O ministro do Supremo Tribunal Federal (STF) Luiz Fux homologou nesta quinta-feira (28) um acordo para viabilizar um socorro financeiro ao Banco de Brasília (BRB), que prevê um empréstimo de até R$ 6,5 bilhões do Fundo Garantidor de Créditos (FGC).

O compromisso foi anunciado pelo advogado-geral da União substituto, Flávio Roman, pela governadora do Distrito Federal, Celina Leão, e pelo presidente do BRB, Nelson Souza, após uma audiência de conciliação no STF. A reunião contou também com a presença do ministro da Fazenda, Dario Durigan, e de representantes do Banco Central e da Procuradoria-Geral da República.
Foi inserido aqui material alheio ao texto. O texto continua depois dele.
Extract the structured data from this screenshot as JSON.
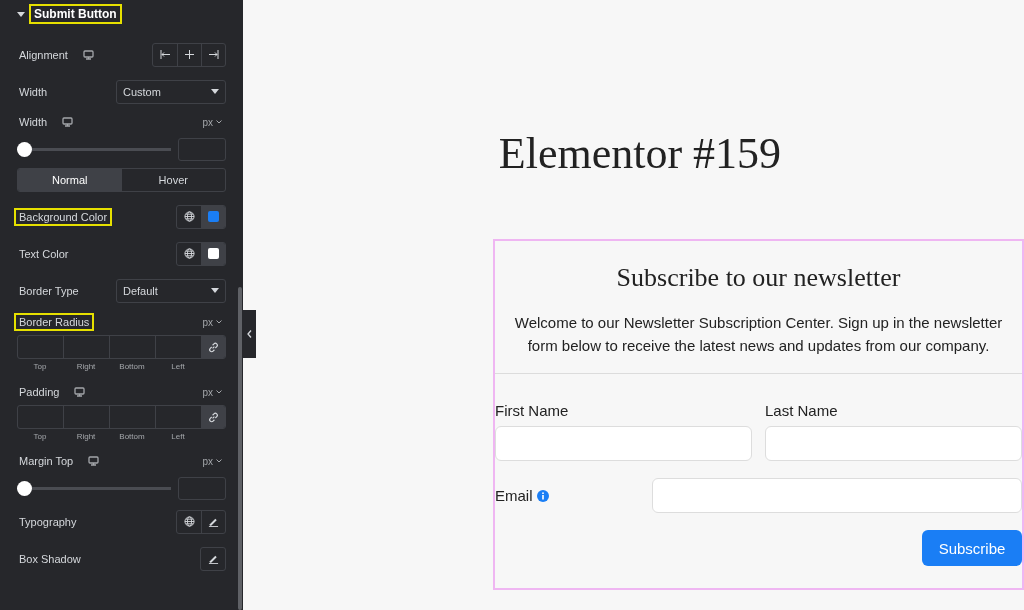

O acordo busca evitar o agravamento da crise enfrentada pelo BRB após operações ligadas ao Banco Master. Fux é o relator da ação em que o Distrito Federal questiona o rebaixamento da nota dada pelo Tesouro Nacional sobre a capacidade de pagamento da dívida pública.

O BRB enfrenta dificuldades financeiras após adquirir carteiras de crédito do Banco Master, operações que estão sob investigação por suspeitas de irregularidades e possível ausência de lastro financeiro. Segundo o banco, o rombo estimado para cobrir perdas e reforçar o capital chega a R$ 8,8 bilhões.

O compromisso cria condições para que o FGC empreste dinheiro ao BRB. O FGC é uma entidade privada mantida pelos próprios bancos, conhecida por garantir depósitos e aplicações financeiras de clientes em caso de quebra de instituições financeiras. Agora, o fundo poderá participar da operação de socorro ao BRB.

A União não transferirá dinheiro diretamente ao BRB nem oferecerá garantia federal para o empréstimo. Os recursos virão do sistema financeiro privado, por meio do FGC e de um grupo de bancos públicos e privados que atuarão como fiadores, incluindo possivelmente o Banco do Brasil e a Caixa Econômica Federal.

O acordo foi construído dentro de uma ação que o Distrito Federal moveu no STF contra decisão do Tesouro Nacional. O governo distrital contestava o rebaixamento da Capacidade de Pagamento (Capag), que caiu de B para C, impedindo o governo local de obter novos empréstimos com garantia federal.

Com a mediação do STF, União e DF chegaram a um entendimento para flexibilizar regras fiscais e permitir a operação sem que a União precisasse entrar como avalista. O Distrito Federal precisará apresentar contragarantias, como recursos do Fundo de Participação dos Estados (FPE) e do Fundo de Participação dos Municípios (FPM).

Em troca da flexibilização das regras, o Distrito Federal assumiu compromissos de ajuste fiscal, incluindo proibição de novos concursos públicos, limitação de reajustes salariais e vedação à criação de cargos que aumentem despesas.

O governo do Distrito Federal argumentou no STF que o BRB tem papel estratégico para a administração pública local, operando programas sociais, pagamentos de servidores públicos e concentrando recursos públicos e depósitos judiciais.

Apesar do acordo político e jurídico, a operação ainda não está concluída. O FGC precisará analisar o plano de negócios do BRB e aprovar tecnicamente o empréstimo. O banco continua revisando seu balanço financeiro, e o STF ficará responsável por monitorar o cumprimento das condições do acordo.